Paxton owns two businesses in Dallas: Bonus Building Care and Realty America Group Investments. He also owns Premiere Vertical Properties, a cell tower in McKinney.
Residence in McKinney valued at $536,767
According to a 2008 Associated Press report, Paxton had early investments in WatchGuard, a digital technology company founded in 2002 that was able to flourish nationally after a boost from a 2006 Texas Department of Public Safety contract worth $10 million to outfit all state trooper vehicles. State Rep. Byron Cook also invested in the company and sat on its board. Both lawmakers voted for spending bills that gave state business to the company, and profited when they later sold their shares.

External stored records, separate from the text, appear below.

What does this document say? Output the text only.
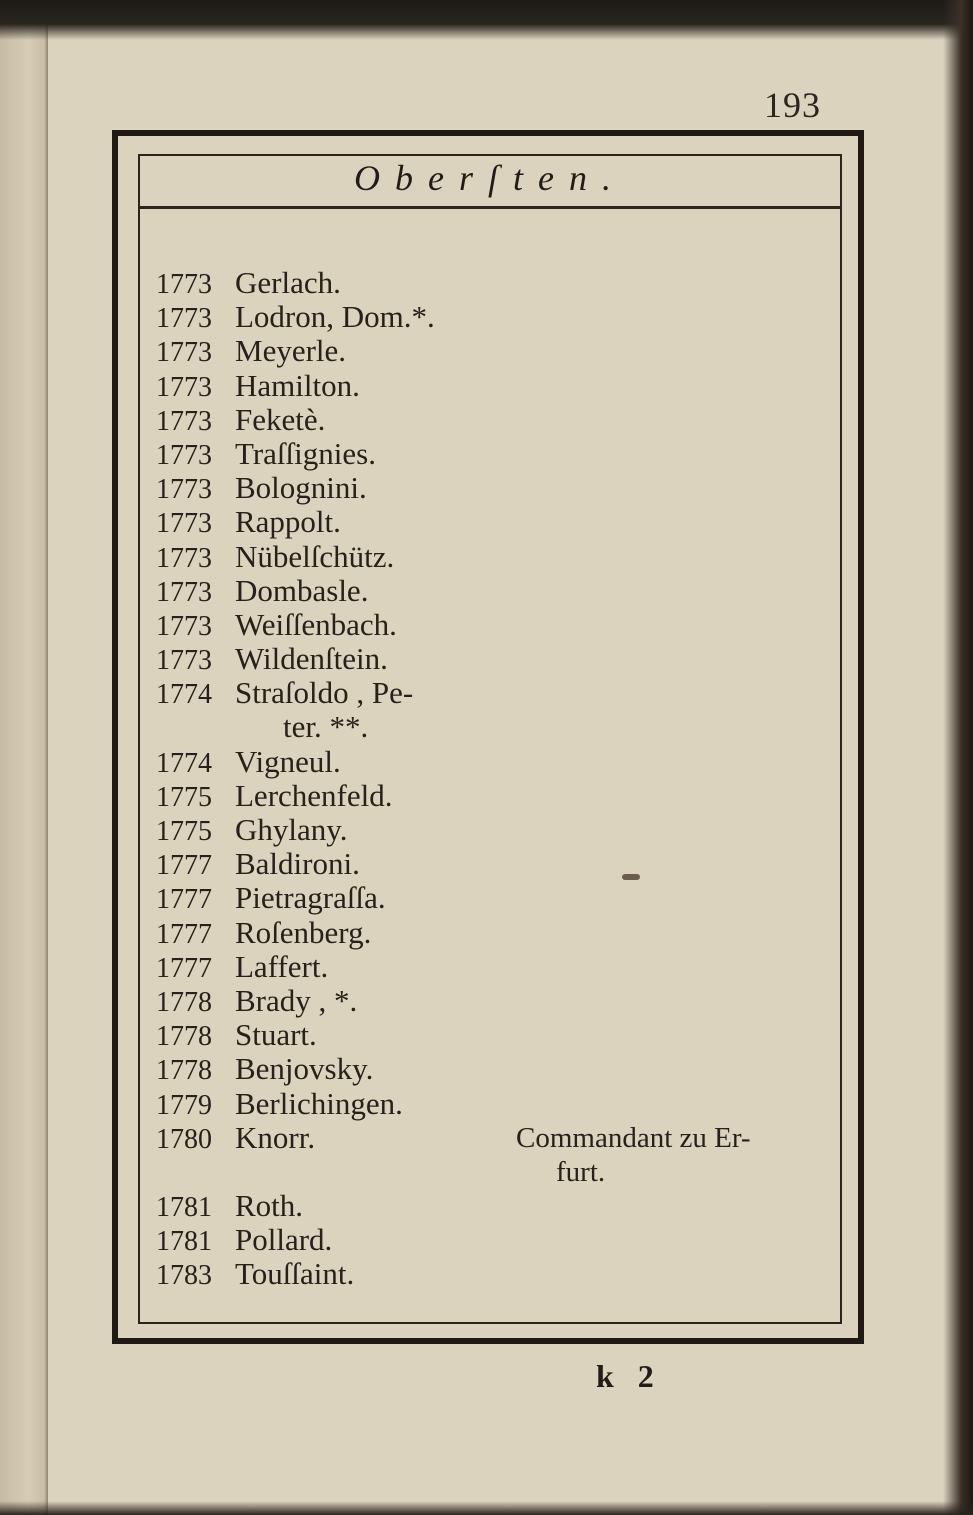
193
Oberſten.
1773 Gerlach.
1773 Lodron, Dom.*.
1773 Meyerle.
1773 Hamilton.
1773 Feketè.
1773 Traſſignies.
1773 Bolognini.
1773 Rappolt.
1773 Nübelſchütz.
1773 Dombasle.
1773 Weiſſenbach.
1773 Wildenſtein.
1774 Straſoldo , Pe-
ter. **.
1774 Vigneul.
1775 Lerchenfeld.
1775 Ghylany.
1777 Baldironi.
1777 Pietragraſſa.
1777 Roſenberg.
1777 Laffert.
1778 Brady , *.
1778 Stuart.
1778 Benjovsky.
1779 Berlichingen.
1780 Knorr.	Commandant zu Er-
furt.
1781 Roth.
1781 Pollard.
1783 Touſſaint.
k 2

Paxton did not disclose his ownership in WatchGuard on his 2008 personal financial statement filed with the Texas Ethics Commission, though he had previously disclosed ownership in Enforcement Video LP, the registered company name for WatchGuard Video. In an AP interview, Paxton described himself as a minor investor with no influence over the company, and said he didn't even know it had contracts with the state. "I don't have time to spend tracking every investment I make," he said.
Paxton amended nine of his personal financial statements in April 2014 to correct omissions in his disclosures, all of them related to his service on nonprofit boards. The corrected disclosures followed a Texas Tribune investigation into business and professional relationships that Paxton had not disclosed. A Paxton spokesman said he took the disclosure lapses seriously and "took immediate action where necessary."
Paxton violated the Texas Securities Act by soliciting investment clients without being registered as required by law. He was “reprimanded” and fined $1,000 after The Texas Tribune obtained 2006 letters showing the McKinney lawmaker was being paid to solicit clients for a North Texas financial services firm at a time when he was not registered with the State Securities Board. Paxton called it an oversight and said he worked to correct the situation as soon as he became aware of it.